January 5th 2026, We Suffer More In Imagination than In Reality

   Do you often find yourself imagining the worst possible outcome long before anything actually happens. Before you act, you start collecting reasons not to. You want to start the business, but what if it fails. You want to write a book, but what if no one reads it. You want to share an idea, publish that post, but there is always that pause where doubt steps in and fills the silence. It tells you to wait. To be realistic. To consider what other people might think. This habit feels personal, but it isn’t unique. It’s something most of us return to again and again, often without realizing it.

    This is why I keep coming back to the same teachings from different angles. Seneca spoke directly to this nearly two thousand years ago when he wrote, “We suffer more in imagination than in reality.” I don’t treat this as a quote. I see it as a teaching, because it points to something that hasn’t changed with time. We have always been skilled at hurting ourselves before life ever gets the chance. The real struggle has rarely been external. It has lived quietly in the space between thought and action.

   I touched on this recently when writing about Marcus Aurelius, and the overlap matters. These thinkers weren’t repeating themselves because they lacked new ideas. They repeated themselves because humans do. We encounter the same internal obstacles at different stages of life, under different names. Fear shows up as caution. Doubt disguises itself as realism. Hesitation pretends to be wisdom. The teaching stays the same because the problem does.

   Most of our suffering does not come from what actually happens. It comes from what we imagine might happen. We rehearse failure as if it’s inevitable. We imagine judgment before it exists. We assume silence means rejection and hesitation means inadequacy. By the time reality arrives, we are already discouraged, already drained, already halfway convinced we were never capable to begin with. The pain feels real because the mind experiences it as real, even though nothing has occurred yet.
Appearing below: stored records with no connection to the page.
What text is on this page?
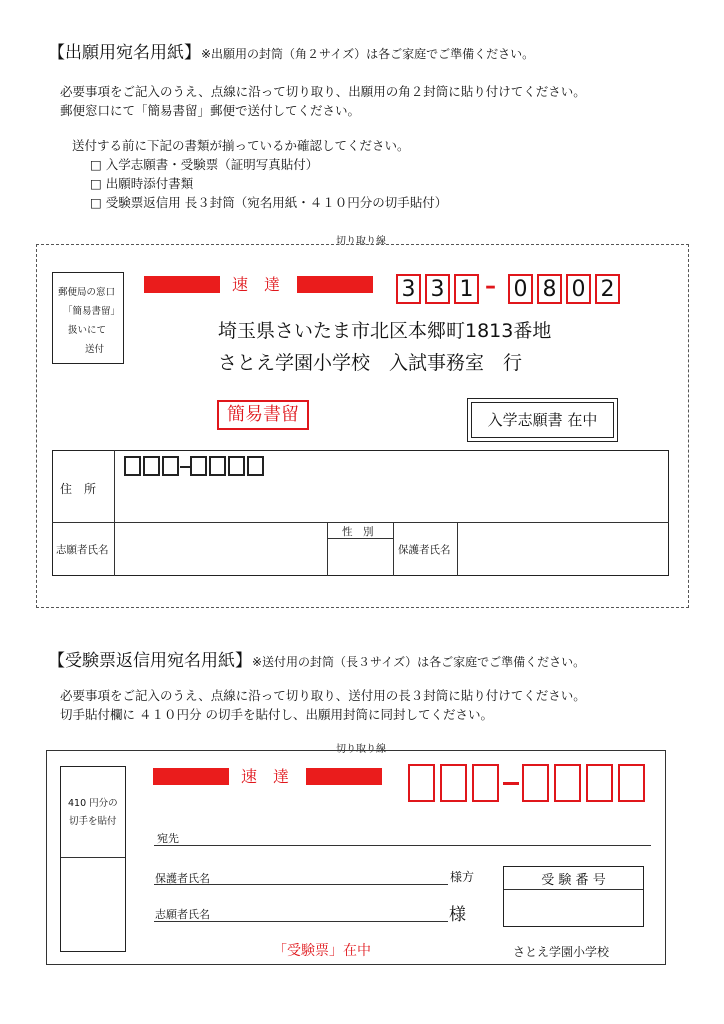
【出願用宛名用紙】※出願用の封筒（角２サイズ）は各ご家庭でご準備ください。
必要事項をご記入のうえ、点線に沿って切り取り、出願用の角２封筒に貼り付けてください。
郵便窓口にて「簡易書留」郵便で送付してください。
送付する前に下記の書類が揃っているか確認してください。
□ 入学志願書・受験票（証明写真貼付）
□ 出願時添付書類
□ 受験票返信用 長３封筒（宛名用紙・４１０円分の切手貼付）
切り取り線
郵便局の窓口
「簡易書留」
扱いにて
送付
速　達	3 3 1 – 0 8 0 2
埼玉県さいたま市北区本郷町1813番地
さとえ学園小学校　入試事務室　行
簡易書留	入学志願書 在中
住　所
志願者氏名
性　別
保護者氏名
【受験票返信用宛名用紙】※送付用の封筒（長３サイズ）は各ご家庭でご準備ください。
必要事項をご記入のうえ、点線に沿って切り取り、送付用の長３封筒に貼り付けてください。
切手貼付欄に ４１０円分 の切手を貼付し、出願用封筒に同封してください。
切り取り線
410 円分の
切手を貼付
速　達
宛先
保護者氏名	様方
志願者氏名	様
受 験 番 号
「受験票」在中	さとえ学園小学校
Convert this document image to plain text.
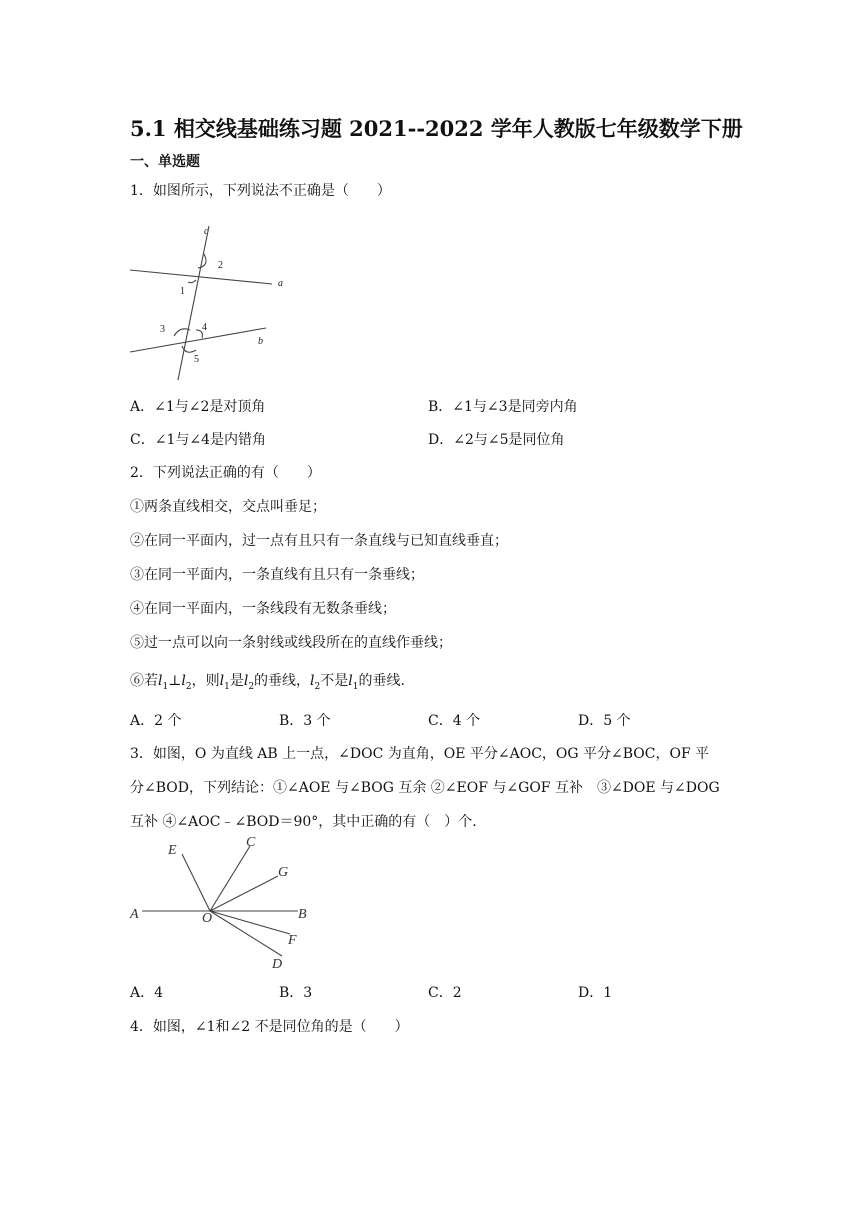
5.1 相交线基础练习题 2021--2022 学年人教版七年级数学下册
一、单选题
1．如图所示，下列说法不正确是（　　）
c
a
b
2
1
3	4
5
A．∠1与∠2是对顶角	B．∠1与∠3是同旁内角
C．∠1与∠4是内错角	D．∠2与∠5是同位角
2．下列说法正确的有（　　）
①两条直线相交，交点叫垂足；
②在同一平面内，过一点有且只有一条直线与已知直线垂直；
③在同一平面内，一条直线有且只有一条垂线；
④在同一平面内，一条线段有无数条垂线；
⑤过一点可以向一条射线或线段所在的直线作垂线；
⑥若$l_1\perp l_2$，则$l_1$是$l_2$的垂线，$l_2$不是$l_1$的垂线.
A．2 个	B．3 个	C．4 个	D．5 个
3．如图，O 为直线 AB 上一点，∠DOC 为直角，OE 平分∠AOC，OG 平分∠BOC，OF 平
分∠BOD，下列结论：①∠AOE 与∠BOG 互余 ②∠EOF 与∠GOF 互补　③∠DOE 与∠DOG
互补 ④∠AOC﹣∠BOD＝90°，其中正确的有（　）个.
E
C
G
A	O	B
F
D
A．4	B．3	C．2	D．1
4．如图，∠1和∠2 不是同位角的是（　　）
   This is where that familiar voice in the back of our heads becomes dangerous. The one that tells us we are not enough. Not talented enough, not consistent enough, not worthy of attention. It doesn’t shout. It whispers. It waits for quiet moments and fills them with doubt and comparison. It reminds us of past missteps while predicting future failures. And because it sounds like our own voice, we trust it. This teaching matters because it challenges that voice, not by arguing with it, but by exposing it. Much of what it says is imagination pretending to be reality.

   I spoke about this recently on The Books By Josh Audio Immersion when I talked about writing when no one is reading. That episode wasn’t really about writing. It was about staying present when there is no external confirmation to quiet that inner critic. Writing into the silence forces you to confront the idea that your effort may go unnoticed for a while. That is when imagination tends to suffer the most. It fills the gap with conclusions. It tells you the silence means failure. That the lack of response is proof. That you should stop because it clearly isn’t working.

   But reality is usually far less dramatic. Silence is not rejection. Slow progress is not incompetence. Being unseen for a season does not mean you were never meant to be seen. The suffering doesn’t come from the act of creating or showing up. It comes from the meaning we attach to the absence of immediate feedback. We decide what the moment means long before it has finished unfolding.

   This teaching invites the same pause many of the others do. A pause between what we think and what is actually happening. Reality can be uncomfortable, but it is often manageable. Imagination, when left unchecked, is far less kind. It turns uncertainty into certainty of failure. It reframes patience as wasted time. It convinces us that stopping is safer than continuing, when stopping only guarantees the outcome we were trying to avoid.

   That is why this teaching has endured. Not because it sounds wise, but because it remains accurate. If we can learn to notice when we are suffering in advance, when we are punishing ourselves for futures that do not exist yet, something shifts. We gain the ability to act anyway. To write anyway. To continue anyway. Not because fear disappears, but because we stop letting it speak first.

   If this reflection feels familiar, that’s intentional. These ideas continue through my conversations on The Books By Josh Audio Immersion, and they also run quietly through my book A New Set of Eyes. Not as answers, but as perspectives. Ways of looking again at thoughts we’ve trusted for too long.

   Sometimes what we need isn’t more confidence or louder motivation. Sometimes we just need to let reality speak before imagination decides for us.